Fui ao teatro e foi lá que vi
pelo canto dos olhos
uma peça!
Ah, não, não… Roubei o convite,
me escondi na coxia!
Tão bela a peça, mesmo o que ela não era foi bela!
E de tão afoita, tão plena, a atriz tão verdadeira, quase chorou.
Quase chorou… mas escondeu as lágrimas ao se distrair
com a platéia que passava.
O ator, assim, meio que sempre cheio de si, até atrás das cortinas,
Meio sem amor, era o palhaço da peça.
E atriz e palhaço apaixonaram-se sem perdão.
Todos que viam não entendiam, como podia ela, tão real
Apaixonar-se por um tolo que fazia piada de seu amor?
Ainda assim se amaram. Dos jeitos que podiam, ela foi repleta de luz! E dor.
E de cada um tiraram tudo o que mais podiam sem avisar quando viria o final.

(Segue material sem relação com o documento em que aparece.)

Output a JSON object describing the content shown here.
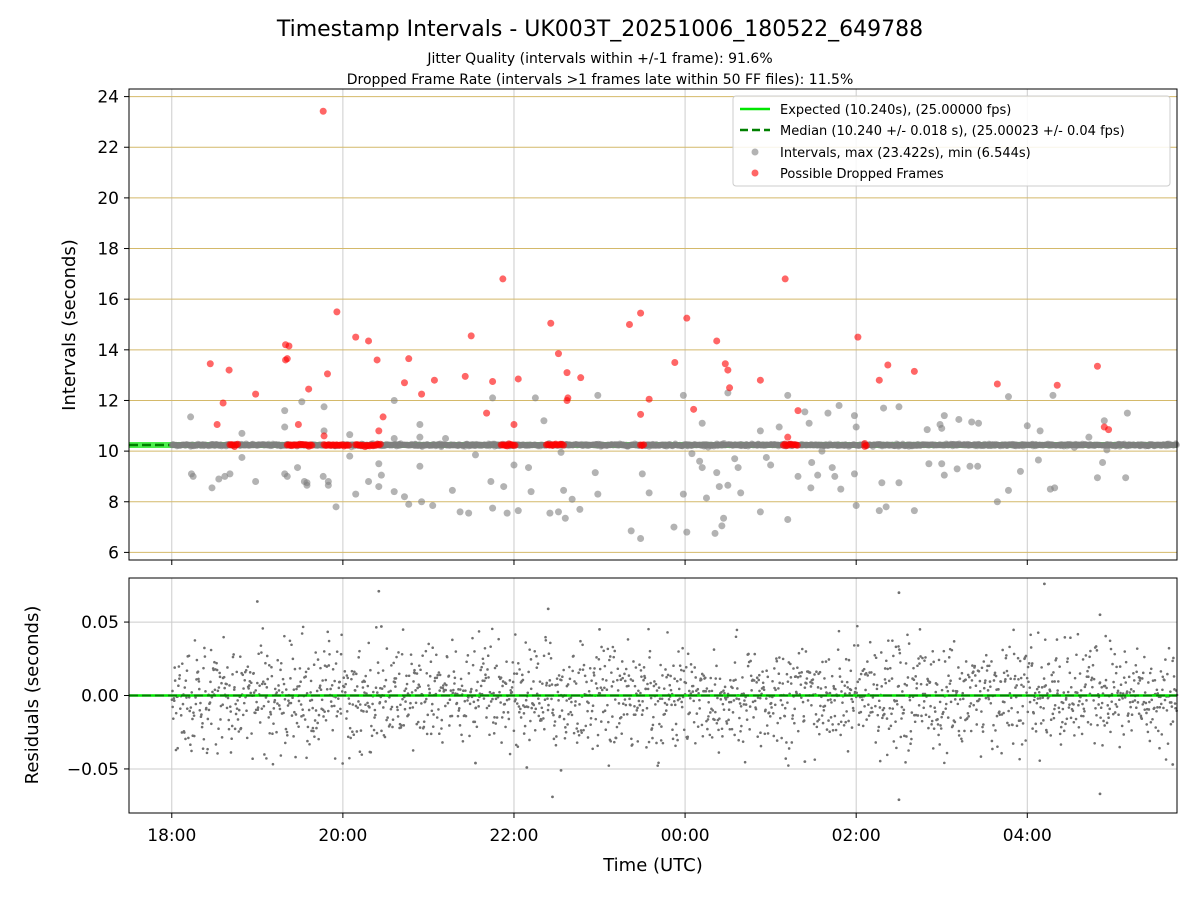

E sem perceber a cortina se fechou: os expectadores não sabiam o que aplaudir.
E se deviam.
O teatro silencioso decidiu pelo vazio,
Pela curiosidade,
Pelo eterno.
E se levantaram em silêncio pensando no caminho de casa que podiam ter ficado mais para observar se a peça ia continuar. Ou se realmente havia terminado.